What is the influence of rheumatologic conditions on response to medical therapy of Graves' disease?

Kavita Gulati1,2, Miriam O’Sullivan1, Michael Molloy2, Mary Stapleton1, Sinead Harney1, John O’Halloran1, John Ryan1 & Antoinette Tuthill1

1Cork University Hospital, Cork, Ireland; 2University College Cork, Cork, Ireland.

Anecdotal reports suggest that management of Graves’ disease (GD) is more challenging in patients with concomitant autoimmune disease, however there are few studies evaluating this premise and thus no satisfactory evidence base to guide clinicians. We aimed to identify the impact of rheumatoid arthritis (RA) and systemic lupus erythematosus (SLE) on treatment outcomes of GD.

We identified all GD patients (n=265) who attended endocrinology clinics at a large tertiary referral hospital (1994–2001). Patients with GD and either RA or SLE (n=16) were selected as cases and matched by age and gender to patients with GD alone (n=48) and those with RA or SLE alone (n=48).
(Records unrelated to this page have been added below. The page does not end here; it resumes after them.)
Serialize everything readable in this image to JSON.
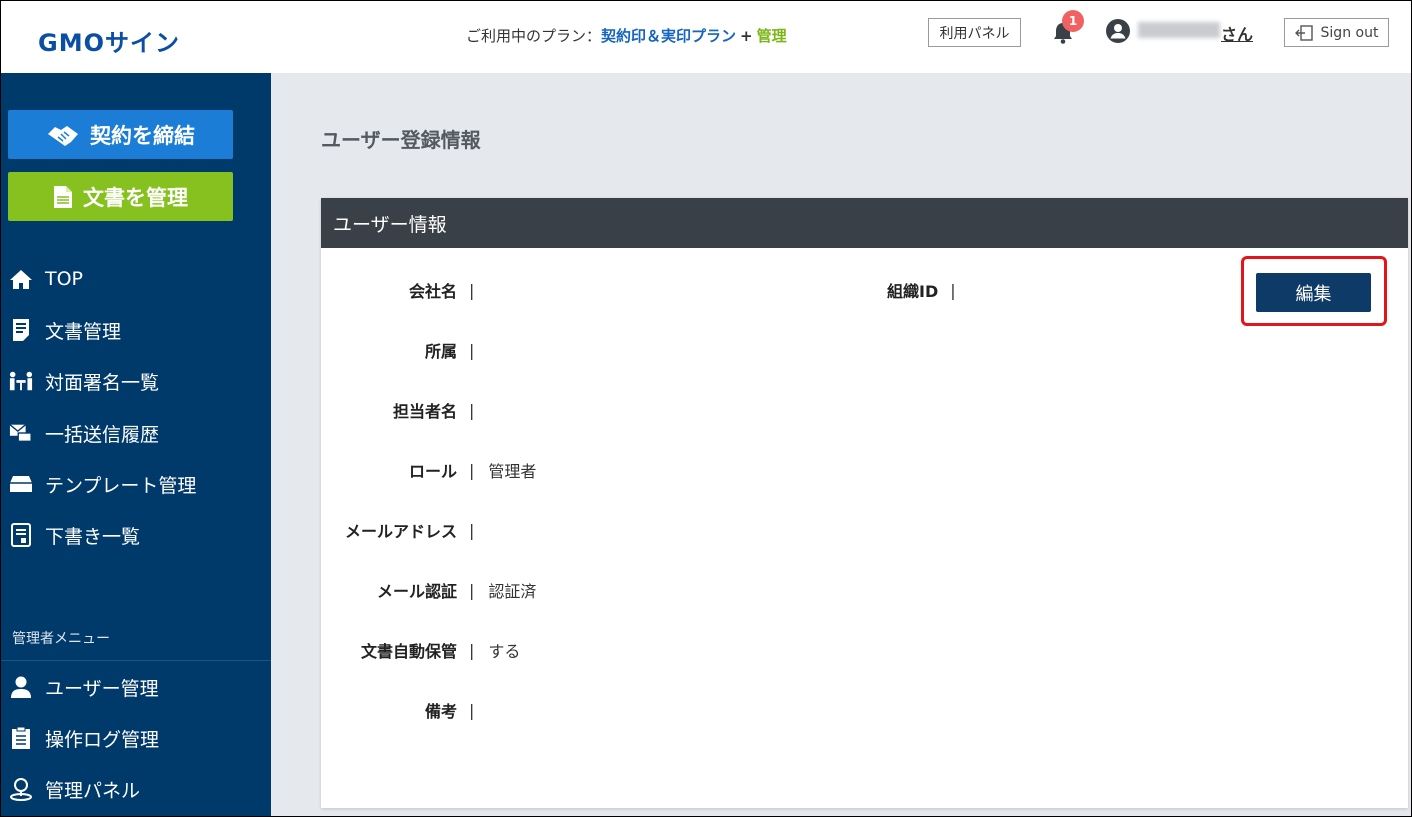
{
  "header": {
    "logo": "GMOサイン",
    "plan_prefix": "ご利用中のプラン：",
    "plan_name": "契約印＆実印プラン",
    "plan_plus": "+",
    "plan_admin": "管理",
    "panel_button": "利用パネル",
    "notification_count": "1",
    "user_suffix": "さん",
    "signout_label": "Sign out"
  },
  "sidebar": {
    "contract_button": "契約を締結",
    "docs_button": "文書を管理",
    "items": [
      {
        "label": "TOP",
        "icon": "home-icon"
      },
      {
        "label": "文書管理",
        "icon": "document-list-icon"
      },
      {
        "label": "対面署名一覧",
        "icon": "face-to-face-icon"
      },
      {
        "label": "一括送信履歴",
        "icon": "bulk-send-icon"
      },
      {
        "label": "テンプレート管理",
        "icon": "template-icon"
      },
      {
        "label": "下書き一覧",
        "icon": "draft-icon"
      }
    ],
    "admin_label": "管理者メニュー",
    "admin_items": [
      {
        "label": "ユーザー管理",
        "icon": "user-icon"
      },
      {
        "label": "操作ログ管理",
        "icon": "log-icon"
      },
      {
        "label": "管理パネル",
        "icon": "admin-panel-icon"
      }
    ]
  },
  "main": {
    "page_title": "ユーザー登録情報",
    "card_title": "ユーザー情報",
    "edit_button": "編集",
    "org_id_label": "組織ID",
    "org_id_value": "",
    "separator": "|",
    "fields": [
      {
        "label": "会社名",
        "value": ""
      },
      {
        "label": "所属",
        "value": ""
      },
      {
        "label": "担当者名",
        "value": ""
      },
      {
        "label": "ロール",
        "value": "管理者"
      },
      {
        "label": "メールアドレス",
        "value": ""
      },
      {
        "label": "メール認証",
        "value": "認証済"
      },
      {
        "label": "文書自動保管",
        "value": "する"
      },
      {
        "label": "備考",
        "value": ""
      }
    ]
  },
  "colors": {
    "sidebar_bg": "#003a6b",
    "contract_blue": "#1b7dd6",
    "docs_green": "#86c11f",
    "edit_button": "#0e3a67",
    "highlight_red": "#e5141a",
    "card_header": "#3a4047"
  }
}
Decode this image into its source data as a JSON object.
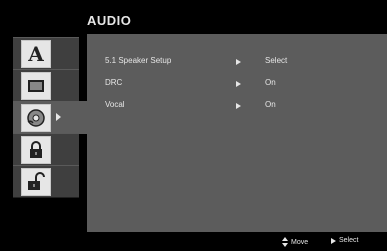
{
  "menu": {
    "title": "AUDIO"
  },
  "tabs": [
    {
      "name": "language",
      "icon": "letter-a-icon",
      "glyph": "A"
    },
    {
      "name": "display",
      "icon": "tv-screen-icon"
    },
    {
      "name": "audio",
      "icon": "disc-audio-icon",
      "active": true
    },
    {
      "name": "parental-lock",
      "icon": "padlock-icon"
    },
    {
      "name": "other",
      "icon": "unlocked-padlock-icon"
    }
  ],
  "settings": [
    {
      "label": "5.1 Speaker Setup",
      "value": "Select"
    },
    {
      "label": "DRC",
      "value": "On"
    },
    {
      "label": "Vocal",
      "value": "On"
    }
  ],
  "footer": {
    "move_label": "Move",
    "select_label": "Select"
  },
  "colors": {
    "panel": "#5c5c5c",
    "tab": "#3f3f3f",
    "text": "#e6e6e6",
    "background": "#000000"
  }
}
Patients were excluded as controls if they had another autoimmune disease or treatment with steroid therapy >3 months. Factors assessed included patient demographics, immunologic markers and treatment outcomes.

Patients with GD were predominantly female (86%) with a mean age of 50 years (range 16–96 yrs). 14% of patients with GD had another autoimmune disease, the commonest being RA. 44% of patients suffered from Graves’ ophthalmopathy with significantly (P=0.04) increased risk of ophthalmopathy in smokers.

We found that there were no differences in response to initial anti-thyroid drug therapy between patients with GD alone and those with GD+RA/SLE (P=0.75).

However, patients with GD+RA/SLE relapsed much more quickly after 1st treatment (mean 6.2±5.8 months) compared to the GD alone group (mean 22.48±37.2 months) (P=0.034).

A greater proportion of patients with GD alone underwent radioactive iodine therapy (45.8%) than in the GD+RA/SLE group (13%) P=0.03. This was partially explained by difference in rates of Graves’ ophthalmopathy between groups.

We found that concomitant RA or SLE did not alter initial response rates to anti-thyroid medication, although this group had significantly higher relapse rates, suggesting that close monitoring for relapse is required even when the patient has achieved euthyroid state.